Materials And Methods: We retrospectively analyzed 17 patients who underwent supratrigonal cystectomy and bladder mucosa fulguration with urinary diversion for refractory radiation-induced hemorrhagic cystitis in our institution from January 2010 to December 2020.
Results And Discussion: Median patient age at time of cystectomy was 69 years and 64.7% (11) were females. The most common etiology was prior radiation therapy for gynecologic malignancies (11-64.7%). All the patients had prior therapy with bladder irrigation and fulguration. Besides that, 29.4% (n=5) received intravesical therapy with formalin, 11.8% (n=2) hyperbaric oxygen therapy and 5.9% (n=1) prior urinary diversion.

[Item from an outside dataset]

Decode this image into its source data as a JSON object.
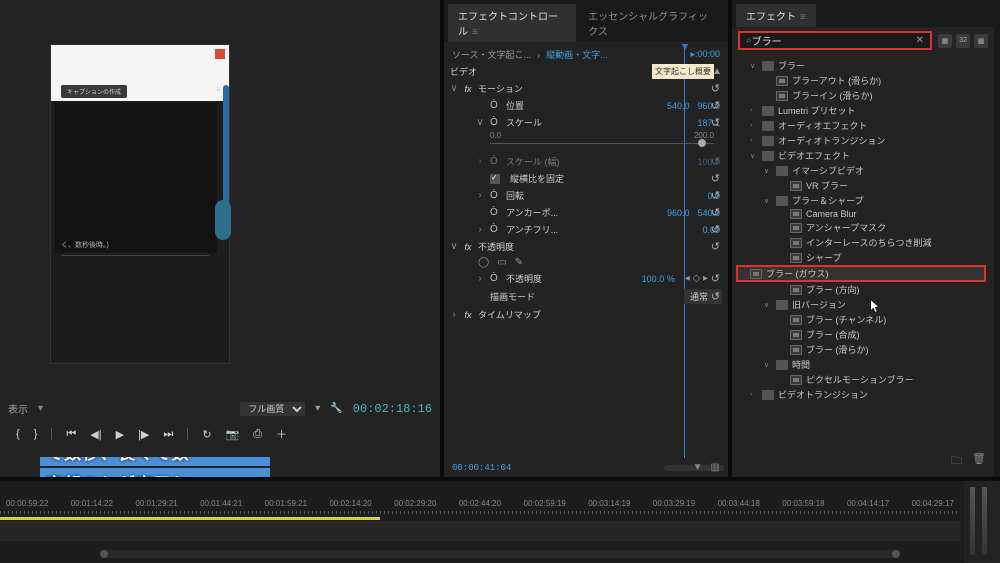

Median time between radiation therapy and cystectomy was 65 months. Median ASA score of 3, median preoperative hemoglobin was 9,6mg/dl and 10.5 mg/dl at time of discharge after surgery. Ileal conduit was used in 52.9% (9), cutaneous ureterostomy in 41.2% (7) and ureterosigmoidostomy in 5.9% (1). Majority of patients (10-58.8%) did not require any blood transfusion during surgery or during their stay. Clavien-Dindo complications grade III or higher occurred in 29,4% (5). Median hospital stay postoperative was 12 days. No mortality was reported in the 30 days after surgery. Median follow-up after cystectomy was 28 months, with a 1-year survival of 93.3% (14 of 15) and 3-year survival of 83.3% (10 of 13). There was no difference in the presence of postoperative complications or overall survival between the types of urinary diversion.
Conclusions: This represents one of the largest series on cystectomy in hemorrhagic cystitis, that we found to this date. Supratrigonal cystectomy is a valid option as a last line treatment for radiation-induced hemorrhagic cystitis, reducing the risks associated with simple cystectomy in patients with prior pelvic radiation.